Professional Obligations and Your Family
Dec 1st, 2008 by terry
The president of a worthy non-profit organization who works hard to improve lives in a third world country feels overwhelmed by her travel schedule and the 200 e-mails that she receives daily. When we met, I inquired about her family–two children, a 13-year old girl and a 15-year old boy. Her husband travels too and occasionally their trips overlap. She is an accomplished, committed person and I presume that her children and husband are enormously proud of her and her work. I asked if she lived in a community that backs her up. Even the question confused her a bit-a community backing her up? She said that she went to graduate school in the area, and knows a lot of people, but wouldn’t call it a community.
The tragedy of this situation is that there are people who need each other but there is no broad-scale way for them to find each other. The need to feel needed is fundamental to our well being. The young professional husband and wife could do their jobs more easily if an available adult, whom everyone liked and trusted, was around when they traveled.
Everyone, from rich to poor, needs to feel connected. A friend living in a very posh Chicago suburb reports that she was the only at-home parent in her entire cul-de-sac. Ferris Buehler’s Day Off poignantly illustrates the isolation and loneliness that privileged children experience. I have to believe that there are trustworthy, interesting adults who would welcome the opportunity to participate in a child’s life.
Children, teenagers especially, aren’t going to cotton to just anyone. Gathering community-by-community, month-after-month is the way to grease the social gears.
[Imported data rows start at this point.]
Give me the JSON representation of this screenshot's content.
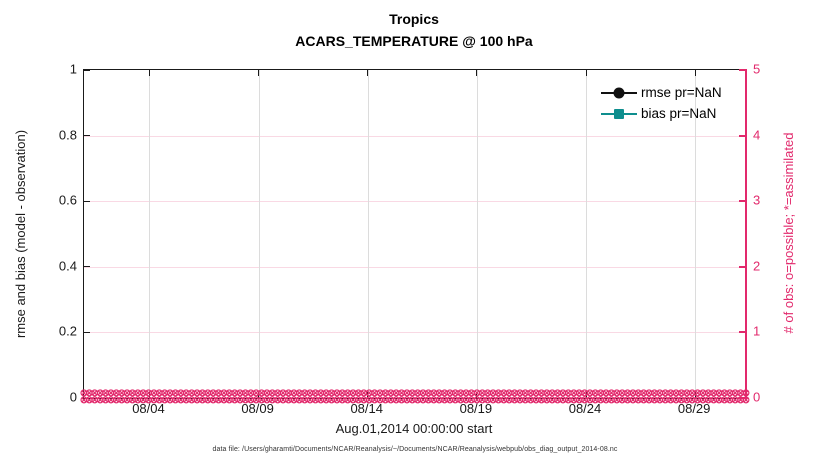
{
  "title": {
    "line1": "Tropics",
    "line2": "ACARS_TEMPERATURE @ 100 hPa"
  },
  "legend": [
    {
      "label": "rmse pr=NaN",
      "series_color": "#111111",
      "marker": "circle"
    },
    {
      "label": "bias pr=NaN",
      "series_color": "#0e8e8e",
      "marker": "square"
    }
  ],
  "footer": {
    "data_file": "data file: /Users/gharamti/Documents/NCAR/Reanalysis/~/Documents/NCAR/Reanalysis/webpub/obs_diag_output_2014-08.nc"
  },
  "colors": {
    "accent_pink": "#e2296c",
    "teal": "#0e8e8e",
    "axis_dark": "#1a1a1a",
    "grid_vertical": "#dcdcdc",
    "grid_horizontal": "#f9d9e4"
  },
  "chart_data": {
    "type": "line",
    "title": "Tropics",
    "subtitle": "ACARS_TEMPERATURE @ 100 hPa",
    "xlabel": "Aug.01,2014 00:00:00 start",
    "ylabel_left": "rmse and bias (model - observation)",
    "ylabel_right": "# of obs: o=possible; *=assimilated",
    "grid": true,
    "legend_position": "top-right-inside",
    "x_domain_days": {
      "min": 1,
      "max": 31.33
    },
    "x_ticks": [
      {
        "day": 4,
        "label": "08/04"
      },
      {
        "day": 9,
        "label": "08/09"
      },
      {
        "day": 14,
        "label": "08/14"
      },
      {
        "day": 19,
        "label": "08/19"
      },
      {
        "day": 24,
        "label": "08/24"
      },
      {
        "day": 29,
        "label": "08/29"
      }
    ],
    "left_axis": {
      "min": 0,
      "max": 1,
      "ticks": [
        {
          "v": 1,
          "label": "1"
        },
        {
          "v": 0.8,
          "label": "0.8"
        },
        {
          "v": 0.6,
          "label": "0.6"
        },
        {
          "v": 0.4,
          "label": "0.4"
        },
        {
          "v": 0.2,
          "label": "0.2"
        },
        {
          "v": 0,
          "label": "0"
        }
      ]
    },
    "right_axis": {
      "min": 0,
      "max": 5,
      "ticks": [
        {
          "v": 5,
          "label": "5"
        },
        {
          "v": 4,
          "label": "4"
        },
        {
          "v": 3,
          "label": "3"
        },
        {
          "v": 2,
          "label": "2"
        },
        {
          "v": 1,
          "label": "1"
        },
        {
          "v": 0,
          "label": "0"
        }
      ]
    },
    "series": [
      {
        "name": "rmse",
        "pr": "NaN",
        "values": null
      },
      {
        "name": "bias",
        "pr": "NaN",
        "values": null
      }
    ],
    "obs_counts": {
      "n_times": 124,
      "times_per_day": 4,
      "possible": 0,
      "assimilated": 0,
      "marker_glyph": "⊗",
      "marker_color": "#e2296c"
    }
  }
}
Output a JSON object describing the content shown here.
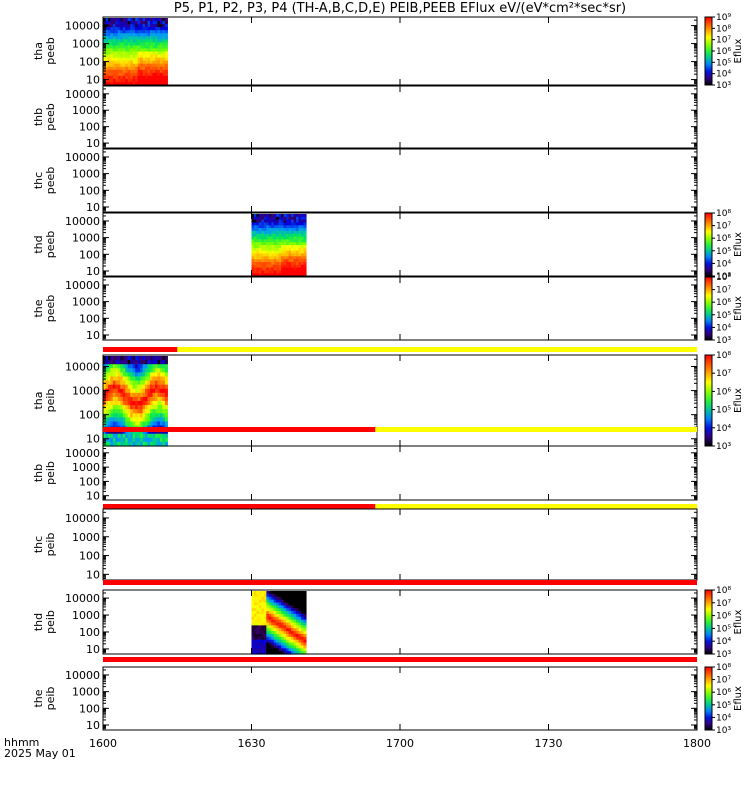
{
  "title": "P5, P1, P2, P3, P4 (TH-A,B,C,D,E) PEIB,PEEB EFlux eV/(eV*cm²*sec*sr)",
  "x_axis": {
    "label_line1": "hhmm",
    "label_line2": "2025 May 01",
    "tick_labels": [
      "1600",
      "1630",
      "1700",
      "1730",
      "1800"
    ]
  },
  "colors": {
    "flag_red": "#ff0000",
    "flag_yellow": "#ffff00",
    "frame": "#000000"
  },
  "chart_data": {
    "type": "heatmap",
    "x_range": [
      "16:00",
      "18:00"
    ],
    "x_ticks": [
      "16:00",
      "16:30",
      "17:00",
      "17:30",
      "18:00"
    ],
    "y_scale": "log",
    "y_tick_labels": [
      "10",
      "100",
      "1000",
      "10000"
    ],
    "colorbar_label": "Eflux",
    "panels": [
      {
        "ylabel": [
          "tha",
          "peeb"
        ],
        "y_range": [
          5,
          30000
        ],
        "y_ticks": [
          10,
          100,
          1000,
          10000
        ],
        "colorbar": {
          "range_exp": [
            3,
            9
          ],
          "labels": [
            "10³",
            "10⁴",
            "10⁵",
            "10⁶",
            "10⁷",
            "10⁸",
            "10⁹"
          ]
        },
        "data_interval": [
          "16:00",
          "16:13"
        ],
        "data_kind": "electron"
      },
      {
        "ylabel": [
          "thb",
          "peeb"
        ],
        "y_range": [
          5,
          30000
        ],
        "y_ticks": [
          10,
          100,
          1000,
          10000
        ]
      },
      {
        "ylabel": [
          "thc",
          "peeb"
        ],
        "y_range": [
          5,
          30000
        ],
        "y_ticks": [
          10,
          100,
          1000,
          10000
        ]
      },
      {
        "ylabel": [
          "thd",
          "peeb"
        ],
        "y_range": [
          5,
          30000
        ],
        "y_ticks": [
          10,
          100,
          1000,
          10000
        ],
        "colorbar": {
          "range_exp": [
            3,
            8
          ],
          "labels": [
            "10³",
            "10⁴",
            "10⁵",
            "10⁶",
            "10⁷",
            "10⁸"
          ]
        },
        "data_interval": [
          "16:30",
          "16:41"
        ],
        "data_kind": "electron"
      },
      {
        "ylabel": [
          "the",
          "peeb"
        ],
        "y_range": [
          5,
          30000
        ],
        "y_ticks": [
          10,
          100,
          1000,
          10000
        ],
        "colorbar": {
          "range_exp": [
            3,
            8
          ],
          "labels": [
            "10³",
            "10⁴",
            "10⁵",
            "10⁶",
            "10⁷",
            "10⁸"
          ]
        }
      },
      {
        "ylabel": [
          "tha",
          "peib"
        ],
        "y_range": [
          5,
          30000
        ],
        "y_ticks": [
          10,
          100,
          1000,
          10000
        ],
        "colorbar": {
          "range_exp": [
            3,
            8
          ],
          "labels": [
            "10³",
            "10⁴",
            "10⁵",
            "10⁶",
            "10⁷",
            "10⁸"
          ]
        },
        "data_interval": [
          "16:00",
          "16:13"
        ],
        "data_kind": "ion",
        "flag_bar": {
          "red_until": "16:15"
        }
      },
      {
        "ylabel": [
          "thb",
          "peib"
        ],
        "y_range": [
          5,
          30000
        ],
        "y_ticks": [
          10,
          100,
          1000,
          10000
        ],
        "flag_bar": {
          "red_until": "16:55"
        }
      },
      {
        "ylabel": [
          "thc",
          "peib"
        ],
        "y_range": [
          5,
          30000
        ],
        "y_ticks": [
          10,
          100,
          1000,
          10000
        ],
        "flag_bar": {
          "red_until": "16:55"
        }
      },
      {
        "ylabel": [
          "thd",
          "peib"
        ],
        "y_range": [
          5,
          30000
        ],
        "y_ticks": [
          10,
          100,
          1000,
          10000
        ],
        "colorbar": {
          "range_exp": [
            3,
            8
          ],
          "labels": [
            "10³",
            "10⁴",
            "10⁵",
            "10⁶",
            "10⁷",
            "10⁸"
          ]
        },
        "data_interval": [
          "16:30",
          "16:41"
        ],
        "data_kind": "ion_d",
        "flag_bar": {
          "red_until": "18:00"
        }
      },
      {
        "ylabel": [
          "the",
          "peib"
        ],
        "y_range": [
          5,
          30000
        ],
        "y_ticks": [
          10,
          100,
          1000,
          10000
        ],
        "colorbar": {
          "range_exp": [
            3,
            8
          ],
          "labels": [
            "10³",
            "10⁴",
            "10⁵",
            "10⁶",
            "10⁷",
            "10⁸"
          ]
        },
        "flag_bar": {
          "red_until": "18:00"
        }
      }
    ]
  }
}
As people get to know each other, they will establish areas of common interest, see each other in safe settings over time, and gradually learn whom to trust. Alliances will naturally form. Discovering who has what you need to get, and who needs what you have to give, can lead to richer, more satisfying lives.
New Community Vision’s goal is to facilitate gatherings community-by-community, month-after-month, throughout the country, to brainstorm for solutions to our universal problems of child care, elder care, housing, transportation, jobs and social isolation.
If you long to live in a friendly, supportive, cooperative community, please contact Terry Edlin to get your neighborhood cooking with regular gatherings.
I too am mother with a demanding career that causes me to travel from time to time. My husband travels even more than I do. What has given our daughter, and more importantly her parents, greater comfort is that we live in a cohousing community–where we have our own home, but are surrounded by neighbors we know well. I feel totally comfortable telling my daughter that if she can’t get ahold of either of her parents, she can go to ANY OF HER 34 COHOUSING NEIGHBOR households to ask for help. It is a wonderful feeling for a parent to know that your kids are surrounded by people that care about them and will be there in times of need.
Katie, it is wonderful to hear that you live in a cohousing community that supports your family and busy lifestyle. Cohousing is an excellent solution to this thorny, common problem.
Prairie Onion Cohousing, here in Chicago, has been meeting for several years. They will probably get their development off the ground next year. The work of a wonderful group of people will finally pay off soon.